I love trying new things but spinning is something I believed I would never do. My thinking was: I like weaving and knitting, and making a “final” product … There is so much wonderful yarn available out there, why spin? … People who love fiber to a deeper degree than I are spinners, but not me … It would take forever to spin enough yarn to make anything usable Bah. Humbug!
But what do you do when the Director of Sales, your soon-to-be boss, calls to ask if you want to be on a company team? You say yes, of course. It would be an opportunity to learn something new, be part of a fun company event, and get to know people. Why not? I was glad to participate but icy about my expectations of how much I would enjoy spinning and the success of the = final product.My first encounter with spinning took place a few weeks before Spinzilla during lunch break. The spinning wheel I used was a Schacht Matchless configured in double drive using a slow whorl and a regular bobbin. Huh? What? Being such a newbie, nothing was familiar. Among other things, what is a slow whorl and why would I want to use one? My rock-solid belief in spinning’s value to me was certain to be confirmed. Denise, Schacht’s customer service specialist, gave me a quick overview on how to set up the wheel then quickly moved on to how to work with the fiber and spin. Her instruction lasted only about 10 minutes and then she handed me the fiber. “That’s it?” I thought, but gave it a try anyway. And after only a few minutes of instruction I was spinning! Not well, and not without difficulties, but spinning none-the-less. My first few yards were fat, lumpy and inconsistent but, with some guidance and a few adjustments, it did not take long to start getting the hang of it. My hand-spun was far from high quality but I was spinning usable yarn on the very first day! Hmmm. Learning to spin appeared to be easier than I had anticipated. My hard stance on spinning began to soften. Fast forward to Spinzilla. . . As Spinzilla started, outside forces were throwing significant life stressors my way. How was I going to be able to participate in Spinzilla when I had so much to deal with? My not-so-brilliant plan was to grin and bear it. I began to spin, thinking it would be something I’d just have to endure. To my surprise, after spinning for just a few minutes I realized that I felt less stressed. In fact, I felt much less stressed. How unexpected. How fantastic! Focusing on the spinning rhythm, cadence and fiber flow was like a meditation. Clearly, there was more to spinning than I had anticipated. I was truly having fun. My icy view of spinning was melting away.
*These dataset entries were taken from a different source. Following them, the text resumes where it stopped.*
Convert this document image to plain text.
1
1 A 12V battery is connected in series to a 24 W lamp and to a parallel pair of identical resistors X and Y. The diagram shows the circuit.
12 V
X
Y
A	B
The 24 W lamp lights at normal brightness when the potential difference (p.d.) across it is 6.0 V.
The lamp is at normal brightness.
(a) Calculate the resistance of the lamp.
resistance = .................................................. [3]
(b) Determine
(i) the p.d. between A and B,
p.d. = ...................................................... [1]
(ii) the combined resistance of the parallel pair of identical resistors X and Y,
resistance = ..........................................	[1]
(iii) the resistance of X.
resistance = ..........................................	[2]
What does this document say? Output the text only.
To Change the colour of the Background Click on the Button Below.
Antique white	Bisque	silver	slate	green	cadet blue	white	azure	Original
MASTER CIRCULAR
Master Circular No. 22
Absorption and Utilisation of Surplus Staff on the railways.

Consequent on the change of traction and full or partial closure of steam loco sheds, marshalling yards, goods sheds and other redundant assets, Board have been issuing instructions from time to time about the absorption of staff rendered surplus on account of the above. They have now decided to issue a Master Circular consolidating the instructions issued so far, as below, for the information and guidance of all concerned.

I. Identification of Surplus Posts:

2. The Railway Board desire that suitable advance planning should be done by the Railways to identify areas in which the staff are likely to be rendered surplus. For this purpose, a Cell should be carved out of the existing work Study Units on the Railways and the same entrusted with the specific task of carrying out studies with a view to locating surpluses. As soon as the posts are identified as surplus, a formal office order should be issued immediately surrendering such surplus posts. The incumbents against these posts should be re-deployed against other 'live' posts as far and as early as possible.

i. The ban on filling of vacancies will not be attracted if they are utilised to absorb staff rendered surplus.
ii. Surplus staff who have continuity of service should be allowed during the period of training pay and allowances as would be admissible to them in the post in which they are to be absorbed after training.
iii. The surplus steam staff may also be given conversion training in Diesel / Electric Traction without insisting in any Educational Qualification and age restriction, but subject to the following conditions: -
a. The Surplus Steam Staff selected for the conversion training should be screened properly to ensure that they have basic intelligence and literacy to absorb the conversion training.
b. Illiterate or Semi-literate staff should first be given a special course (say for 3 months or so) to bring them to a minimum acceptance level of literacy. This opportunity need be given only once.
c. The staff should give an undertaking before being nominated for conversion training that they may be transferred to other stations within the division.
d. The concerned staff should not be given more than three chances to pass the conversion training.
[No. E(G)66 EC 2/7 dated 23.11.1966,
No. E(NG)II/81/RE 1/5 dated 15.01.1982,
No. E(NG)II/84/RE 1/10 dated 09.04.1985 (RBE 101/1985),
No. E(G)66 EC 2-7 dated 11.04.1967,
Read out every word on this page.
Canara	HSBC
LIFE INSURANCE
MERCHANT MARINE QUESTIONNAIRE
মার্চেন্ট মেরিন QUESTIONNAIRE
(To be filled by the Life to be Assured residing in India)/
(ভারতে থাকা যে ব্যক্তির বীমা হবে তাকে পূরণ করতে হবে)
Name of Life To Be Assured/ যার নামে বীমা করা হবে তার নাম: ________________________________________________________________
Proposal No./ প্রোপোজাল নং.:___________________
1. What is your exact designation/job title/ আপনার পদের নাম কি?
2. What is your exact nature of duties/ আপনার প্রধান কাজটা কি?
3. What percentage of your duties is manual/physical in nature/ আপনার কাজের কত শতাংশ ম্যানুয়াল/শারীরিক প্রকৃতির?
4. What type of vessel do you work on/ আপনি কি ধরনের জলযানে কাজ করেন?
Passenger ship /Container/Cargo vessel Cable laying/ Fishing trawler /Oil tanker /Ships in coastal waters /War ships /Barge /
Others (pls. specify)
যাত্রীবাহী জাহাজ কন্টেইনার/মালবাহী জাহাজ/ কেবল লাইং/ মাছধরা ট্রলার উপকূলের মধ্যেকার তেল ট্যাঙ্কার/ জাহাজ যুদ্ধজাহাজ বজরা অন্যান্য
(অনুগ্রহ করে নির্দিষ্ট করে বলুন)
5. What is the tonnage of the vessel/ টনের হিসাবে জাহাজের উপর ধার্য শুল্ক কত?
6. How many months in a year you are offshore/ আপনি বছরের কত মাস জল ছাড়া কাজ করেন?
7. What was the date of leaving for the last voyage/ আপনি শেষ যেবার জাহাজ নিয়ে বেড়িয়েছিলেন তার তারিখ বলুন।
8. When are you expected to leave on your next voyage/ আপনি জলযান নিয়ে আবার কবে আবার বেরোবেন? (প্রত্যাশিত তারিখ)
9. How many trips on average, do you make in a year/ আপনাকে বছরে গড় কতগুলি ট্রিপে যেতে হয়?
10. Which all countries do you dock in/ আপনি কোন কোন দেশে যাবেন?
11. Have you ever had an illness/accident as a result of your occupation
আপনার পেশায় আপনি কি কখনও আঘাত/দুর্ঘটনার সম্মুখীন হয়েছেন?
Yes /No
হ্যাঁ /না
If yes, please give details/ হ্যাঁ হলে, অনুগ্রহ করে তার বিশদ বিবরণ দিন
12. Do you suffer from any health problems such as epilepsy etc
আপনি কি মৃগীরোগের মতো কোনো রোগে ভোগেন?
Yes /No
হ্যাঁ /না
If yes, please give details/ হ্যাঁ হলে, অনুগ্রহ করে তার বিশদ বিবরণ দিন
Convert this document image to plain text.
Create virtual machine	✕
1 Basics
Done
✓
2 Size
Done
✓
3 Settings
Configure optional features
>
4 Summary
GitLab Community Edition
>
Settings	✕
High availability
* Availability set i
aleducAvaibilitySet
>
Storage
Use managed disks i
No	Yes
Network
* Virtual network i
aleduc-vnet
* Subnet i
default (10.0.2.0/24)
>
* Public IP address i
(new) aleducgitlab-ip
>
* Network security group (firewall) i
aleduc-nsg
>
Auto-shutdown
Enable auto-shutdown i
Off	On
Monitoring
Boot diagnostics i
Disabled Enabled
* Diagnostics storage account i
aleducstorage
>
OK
Pam’s handspun to be used in a weaving project.
By the end of Spinzilla my enthusiasm was growing and I had 4 bobbins, each half-full of singles yarn in front of me so I decided to learn how to ply. I practiced on my earliest singles and then went to work plying my favorite bobbins together. Again, I was struck by how quickly I was able to learn how to ply and how satisfying it was to see my singles become usable yarn. The rhythm and focus, though different than spinning singles, had its effect on me too.My hand-spun yarn had become something to be proud of, not merely an item to be discarded after the team event was done. I ended up making a small table runner with my yarn and, to be honest, I feel a lot of pride whenever I look at it. It symbolizes a point-of-view shift as well as a physical accomplishment. I walk away from this experience with an expanded view of fiber art. I can see the worth of spinning that goes far beyond making my own yarn or having pride in making something from the fiber up. When I add it all up, what seems most significant is that spinning had an unforeseen effect on me. It brought me peace, pride and joy. I think I’ll try a few more new things soon!